Mas atualmente, embora mantida pela tradição, a própria expressão "
arte
rupestre" vem sendo questionada, na medida em que muitos pesquisadores
acham que as manifestações rupestres estariam fora da esfera artística, e
mesmo se pertencer a esta esfera estaria fora de qualquer análise científica.
Este posicionamento denota uma certa confusão quanto ao caráter de comunicabilidade
que este fenômeno possui, já que há uma tendência de se ver a
arte
rupestre, enquanto comunicação, como uma forma de linguagem, passível
de ser analisada e compreendida pelo parâmetro da lingüística, o que leva
à um grande desvio quanto à natureza desse registro do passado, ainda apegado
à postulações de Leroi-Gourhan (1983/85).
Aceitando-se estas expressões como gráfico-icônicas, de cunho comunicativo,
não se pode deixar de notar, que as mesmas não estão ordenadas, organizadas
ou mesmo pensadas, como uma linguagem estruturada, e até uma pré-linguagem.

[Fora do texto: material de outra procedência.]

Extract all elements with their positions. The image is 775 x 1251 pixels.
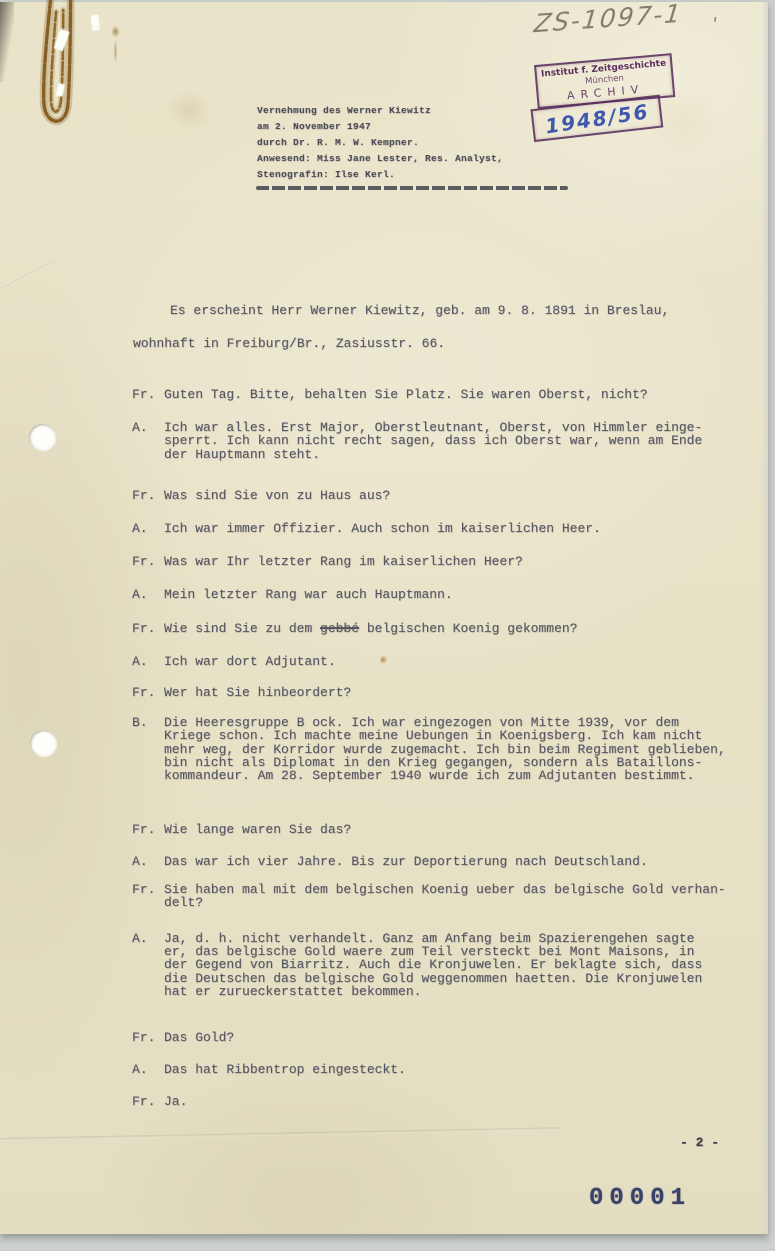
dialogue-entry: Fr.Wie sind Sie zu dem gebbé belgischen … [132, 622, 756, 635]
dialogue-entry: Fr.Das Gold? [132, 1031, 756, 1044]
dialogue-text: Wer hat Sie hinbeordert? [164, 686, 351, 699]
dialogue-text: Wie lange waren Sie das? [164, 823, 351, 836]
speaker-label: A. [132, 655, 164, 668]
dialogue-text: Sie haben mal mit dem belgischen Koenig … [164, 883, 726, 909]
dialogue-entry: B.Die Heeresgruppe B ock. Ich war eingez… [132, 716, 756, 782]
struck-out-word: gebbé [320, 621, 359, 636]
serial-number-stamp: 00001 [589, 1185, 691, 1212]
header-line: am 2. November 1947 [257, 119, 503, 135]
dialogue-text: Ja, d. h. nicht verhandelt. Ganz am Anfa… [164, 932, 702, 998]
dialogue-text: Ich war dort Adjutant. [164, 655, 336, 668]
dialogue-entry: A.Das war ich vier Jahre. Bis zur Deport… [132, 855, 756, 868]
speaker-label: Fr. [132, 489, 164, 502]
header-line: Vernehmung des Werner Kiewitz [257, 103, 503, 119]
dialogue-text: Das hat Ribbentrop eingesteckt. [164, 1063, 406, 1076]
paper-crease-top-left [0, 259, 53, 291]
dialogue-entry: A.Das hat Ribbentrop eingesteckt. [132, 1063, 756, 1076]
speaker-label: A. [132, 522, 164, 535]
dialogue-entry: A.Ich war dort Adjutant. [132, 655, 756, 668]
archive-stamp: Institut f. Zeitgeschichte München ARCHI… [534, 53, 678, 140]
speaker-label: Fr. [132, 686, 164, 699]
dialogue-text: Ja. [164, 1095, 187, 1108]
header-line: Stenografin: Ilse Kerl. [257, 167, 503, 183]
header-line: durch Dr. R. M. W. Kempner. [257, 135, 503, 151]
punch-hole-top [29, 424, 55, 450]
speaker-label: A. [132, 588, 164, 601]
paper-stain [166, 90, 212, 130]
speaker-label: Fr. [132, 883, 164, 896]
paper-gap-speck [91, 15, 100, 31]
punch-hole-bottom [30, 730, 56, 756]
speaker-label: Fr. [132, 388, 164, 401]
pencil-tick-mark: ' [711, 14, 719, 35]
dialogue-text: Wie sind Sie zu dem gebbé belgischen Koe… [164, 622, 577, 635]
speaker-label: Fr. [132, 555, 164, 568]
speaker-label: A. [132, 932, 164, 945]
dialogue-text: Mein letzter Rang war auch Hauptmann. [164, 588, 453, 601]
dialogue-text: Die Heeresgruppe B ock. Ich war eingezog… [164, 716, 726, 782]
dialogue-entry: A.Mein letzter Rang war auch Hauptmann. [132, 588, 756, 601]
dialogue-entry: Fr.Wer hat Sie hinbeordert? [132, 686, 756, 699]
intro-paragraph: Es erscheint Herr Werner Kiewitz, geb. a… [133, 294, 733, 360]
dialogue-text: Was sind Sie von zu Haus aus? [164, 489, 390, 502]
page-number: - 2 - [680, 1135, 719, 1150]
dialogue-entry: Fr.Was sind Sie von zu Haus aus? [132, 489, 756, 502]
dialogue-entry: Fr.Sie haben mal mit dem belgischen Koen… [132, 883, 756, 909]
speaker-label: Fr. [132, 1095, 164, 1108]
dialogue-text: Das Gold? [164, 1031, 234, 1044]
speaker-label: Fr. [132, 1031, 164, 1044]
dialogue-text: Guten Tag. Bitte, behalten Sie Platz. Si… [164, 388, 648, 401]
dialogue-transcript: Fr.Guten Tag. Bitte, behalten Sie Platz.… [132, 388, 756, 1129]
speaker-label: Fr. [132, 622, 164, 635]
scanned-document-page: ZS-1097-1 ' Institut f. Zeitgeschichte M… [0, 0, 775, 1251]
speaker-label: A. [132, 1063, 164, 1076]
pencil-annotation: ZS-1097-1 [533, 0, 684, 38]
dialogue-text: Das war ich vier Jahre. Bis zur Deportie… [164, 855, 648, 868]
dialogue-text: Was war Ihr letzter Rang im kaiserlichen… [164, 555, 523, 568]
dialogue-entry: A.Ja, d. h. nicht verhandelt. Ganz am An… [132, 932, 756, 998]
scan-edge-shadow [0, 2, 14, 82]
dialogue-entry: Fr.Guten Tag. Bitte, behalten Sie Platz.… [132, 388, 756, 401]
header-line: Anwesend: Miss Jane Lester, Res. Analyst… [257, 151, 503, 167]
paper-right-edge [761, 2, 768, 1234]
dialogue-text: Ich war alles. Erst Major, Oberstleutnan… [164, 421, 702, 461]
rust-drip-stain [109, 24, 122, 66]
paperclip-rust-mark [17, 0, 102, 149]
dialogue-entry: A.Ich war immer Offizier. Auch schon im … [132, 522, 756, 535]
dialogue-entry: Fr.Wie lange waren Sie das? [132, 823, 756, 836]
dialogue-text: Ich war immer Offizier. Auch schon im ka… [164, 522, 601, 535]
dialogue-entry: Fr.Ja. [132, 1095, 756, 1108]
speaker-label: B. [132, 716, 164, 729]
document-header: Vernehmung des Werner Kiewitz am 2. Nove… [257, 103, 503, 183]
dialogue-entry: Fr.Was war Ihr letzter Rang im kaiserlic… [132, 555, 756, 568]
typed-divider-line [256, 186, 568, 190]
paperclip-icon [17, 0, 102, 149]
paper-sheet: ZS-1097-1 ' Institut f. Zeitgeschichte M… [0, 2, 768, 1234]
speaker-label: A. [132, 855, 164, 868]
paper-crease-bottom [0, 1127, 560, 1141]
dialogue-entry: A.Ich war alles. Erst Major, Oberstleutn… [132, 421, 756, 461]
speaker-label: A. [132, 421, 164, 434]
speaker-label: Fr. [132, 823, 164, 836]
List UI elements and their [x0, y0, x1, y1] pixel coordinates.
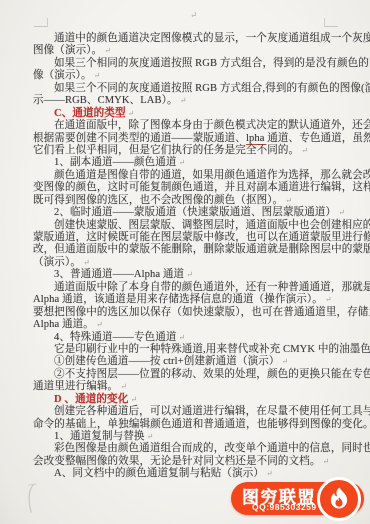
- text-line: 彩色图像是由颜色通道组合而成的，改变单个通道中的信息，同时也: [33, 443, 345, 455]
- paragraph-mark: ↵: [104, 46, 111, 55]
- text-line: 示——RGB、CMYK、LAB）。↵: [33, 95, 345, 107]
- paragraph-mark: ↵: [130, 395, 137, 404]
- paragraph-mark: ↵: [147, 432, 154, 441]
- text-line: 1、副本通道——颜色通道↵: [33, 157, 345, 169]
- text-line: ②不支持图层——位置的移动、效果的处理，颜色的更换只能在专色: [33, 369, 345, 381]
- text-line: 它是印刷行业中的一种特殊通道,用来替代或补充 CMYK 中的油墨色。↵: [33, 344, 345, 356]
- pen-stroke-mark: [20, 482, 40, 516]
- text-line: 根据需要创建不同类型的通道——蒙版通道、lpha 通道、专色通道，虽然: [33, 133, 345, 145]
- text-line: 通道面版中除了本身自带的颜色通道外，还有一种普通通道，那就是: [33, 282, 345, 294]
- text-line: 如果三个相同的灰度通道按照 RGB 方式组合，得到的是没有颜色的图: [33, 58, 345, 70]
- document-page: ↵ 通道中的颜色通道决定图像模式的显示，一个灰度通道组成一个灰度 图像（演示）。…: [0, 0, 370, 524]
- text-line: Alpha 通道。↵: [33, 319, 345, 331]
- paragraph-mark: ↵: [322, 457, 329, 466]
- document-text: 通道中的颜色通道决定图像模式的显示，一个灰度通道组成一个灰度 图像（演示）。↵ …: [33, 33, 345, 481]
- text-line: 既可得到图像的选区，也不会改图像的颜色（抠图）。↵: [33, 195, 345, 207]
- text-line: 如果三个不同的灰度通道按照 RGB 方式组合,得到的有颜色的图像(演: [33, 83, 345, 95]
- paragraph-mark: ↵: [282, 357, 289, 366]
- paragraph-mark: ↵: [186, 270, 193, 279]
- text-line: 变图像的颜色，这时可能复制颜色通道，并且对副本通道进行编辑，这样: [33, 182, 345, 194]
- paragraph-mark: ↵: [285, 196, 292, 205]
- text-line: ①创建传色通道——按 ctrl+创建新通道（演示）↵: [33, 356, 345, 368]
- text-line: 在通道面版中，除了图像本身由于颜色模式决定的默认通道外，还会: [33, 120, 345, 132]
- paragraph-mark: ↵: [83, 258, 90, 267]
- text-line: 会改变整幅图像的效果，无论是针对同文档还是不同的文档。↵: [33, 456, 345, 468]
- text-line: 通道里进行编辑。↵: [33, 381, 345, 393]
- text-line: 4、特殊通道——专色通道↵: [33, 332, 345, 344]
- text-line: 创建完各种通道后，可以对通道进行编辑，在尽量不使用任何工具与: [33, 406, 345, 418]
- text-line: 颜色通道是图像自带的通道，如果用颜色通道作为选择，那么就会改: [33, 170, 345, 182]
- paragraph-mark: ↵: [179, 333, 186, 342]
- text-line: 图像（演示）。↵: [33, 45, 345, 57]
- paragraph-mark: ↵: [338, 208, 345, 217]
- text-line: 要想把图像中的选区加以保存（如快速蒙版），也可在普通通道里，存储为: [33, 307, 345, 319]
- paragraph-mark: ↵: [179, 158, 186, 167]
- text-line: 蒙版通道，这时候既可能在图层蒙版中修改，也可以在通道蒙版里进行修: [33, 232, 345, 244]
- paragraph-mark: ↵: [96, 320, 103, 329]
- text-line: 命令的基础上，单独编辑颜色通道和普通通道，也能够得到图像的变化。↵: [33, 419, 345, 431]
- watermark-qq-number: QQ:985303259: [252, 502, 317, 512]
- paragraph-mark: ↵: [120, 382, 127, 391]
- paragraph-mark: ↵: [128, 109, 135, 118]
- watermark-badge: 图穷联盟 QQ:985303259: [231, 479, 370, 521]
- text-line: 3、普通通道——Alpha 通道↵: [33, 269, 345, 281]
- text-line: 像（演示）。↵: [33, 70, 345, 82]
- margin-corner-mark-top-right: [324, 18, 338, 27]
- text-line: 改，但通道面版中的蒙版不能删除，删除蒙版通道就是删除图层中的蒙版: [33, 244, 345, 256]
- section-heading-c: C、通道的类型↵: [33, 108, 345, 120]
- text-line: 它们看上似乎相同，但是它们执行的任务是完全不同的。↵: [33, 145, 345, 157]
- text-line: 通道中的颜色通道决定图像模式的显示，一个灰度通道组成一个灰度: [33, 33, 345, 45]
- flame-icon: [317, 477, 361, 521]
- paragraph-mark: ↵: [301, 146, 308, 155]
- paragraph-mark: ↵: [266, 469, 273, 478]
- paragraph-mark: ↵: [180, 96, 187, 105]
- margin-corner-mark-top-left: [34, 18, 48, 27]
- text-line: 创建快速蒙版、图层蒙版、调整图层时，通道面版中也会创建相应的: [33, 220, 345, 232]
- paragraph-mark: ↵: [94, 71, 101, 80]
- paragraph-mark: ↵: [325, 295, 332, 304]
- section-heading-d: D 、通道的变化↵: [33, 394, 345, 406]
- text-line: 1、通道复制与替换↵: [33, 431, 345, 443]
- spellcheck-underlined-word: lpha: [246, 133, 265, 145]
- paragraph-mark: ↵: [189, 10, 198, 22]
- text-line: （演示）。↵: [33, 257, 345, 269]
- text-line: Alpha 通道，该通道是用来存储选择信息的通道（操作演示）。↵: [33, 294, 345, 306]
- text-line: 2、临时通道——蒙版通道（快速蒙版通道、图层蒙版通道）↵: [33, 207, 345, 219]
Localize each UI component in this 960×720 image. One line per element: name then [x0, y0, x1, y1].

Estas expressões não estão inscritas no mesmo universo das línguas, mas são
compostas por arranjos completamente diferentes daqueles que encontra-se nas
diversas formas lingüísticas em qualquer tempo. (...)
Então a
arte rupestre seria uma criação artística, não
relacionada com o conceito, ou conceitos, que se tem da
arte ocidental.
Estas formas estéticas teriam como caráter fundamental exprimir alguma forma
de comunicação, sendo que o repertório, definido por Coelho Netto (1989:123),
e de acordo com a teoria exposta por Bense (1975), dos grupos que produziriam
esta
arte seria mais limitado do que aquele que as culturas
mais modernas possuiriam, já que para haver este potencial de comunicabilidade,
a forma de expressão desse indivíduo, em particular, teria que ser estendida
pelos demais membros de seu grupo, admitindo-se que a produção e o entendimento
dos signos que compõe os painéis, pode, por vezes, apresentar algumas modificações,
derivadas ora da interpretação de seu executor, ora da própria dinâmica cultural
do grupo a que pertence. (...)
Por fim, observa-se que a natureza do fenômeno
arte rupestre,
é em si mesma, a natureza de uma expressão artística, independente do conhecimento,
ou não, do significado ou intenção, deste ato criativo. Caso seja necessário
uma maior especificidade na conceituação do caráter de
arte
deste tipo de manifestação, pode-se entendê-la a partir do conceito de arte
étnica, definido por Ribeiro (1986), no qual estabelece um diferenciação entre
o que seria e esfera estética e a esfera funcional da cultura material, e
como estes elementos estéticos estariam arranjados e compreendidos dentro
de suas comunidades.
Então a
arte rupestre seria uma expressão estética de grupos
pré-históricos, os quais produziram e manipularam um conjunto de signos, formando
um repertório, que seria entendido pelo restante do grupo. Isto não quer fazer
crer no esquecimento da esfera individual na criação artística, mas esta mesma
criação estaria contida dentro do repertório de signos disponíveis para tal
veículo de expressão, fato, aliás, que ocorre em vários outros contextos artísticos.
Este conjunto de colocações vai fornecer uma compreensão do conceito de
arte a ser aplicado às manifestações rupestres, com as noções
de modelo reduzido e repertório fundindo-se. E passando a entender a
arte
rupestre como um modelo reduzido, com um repertório específico e
comum à cultura produtora, afirmando assim o caráter comunicante deste sistema
simbólico, que atenderia os parâmetros estéticos e simbólicos de determinada
cultura. Então, a
arte rupestre seria aquele conjunto de
expressões estético-simbólicas, inseridas em determinada cultura, que a reconhecia.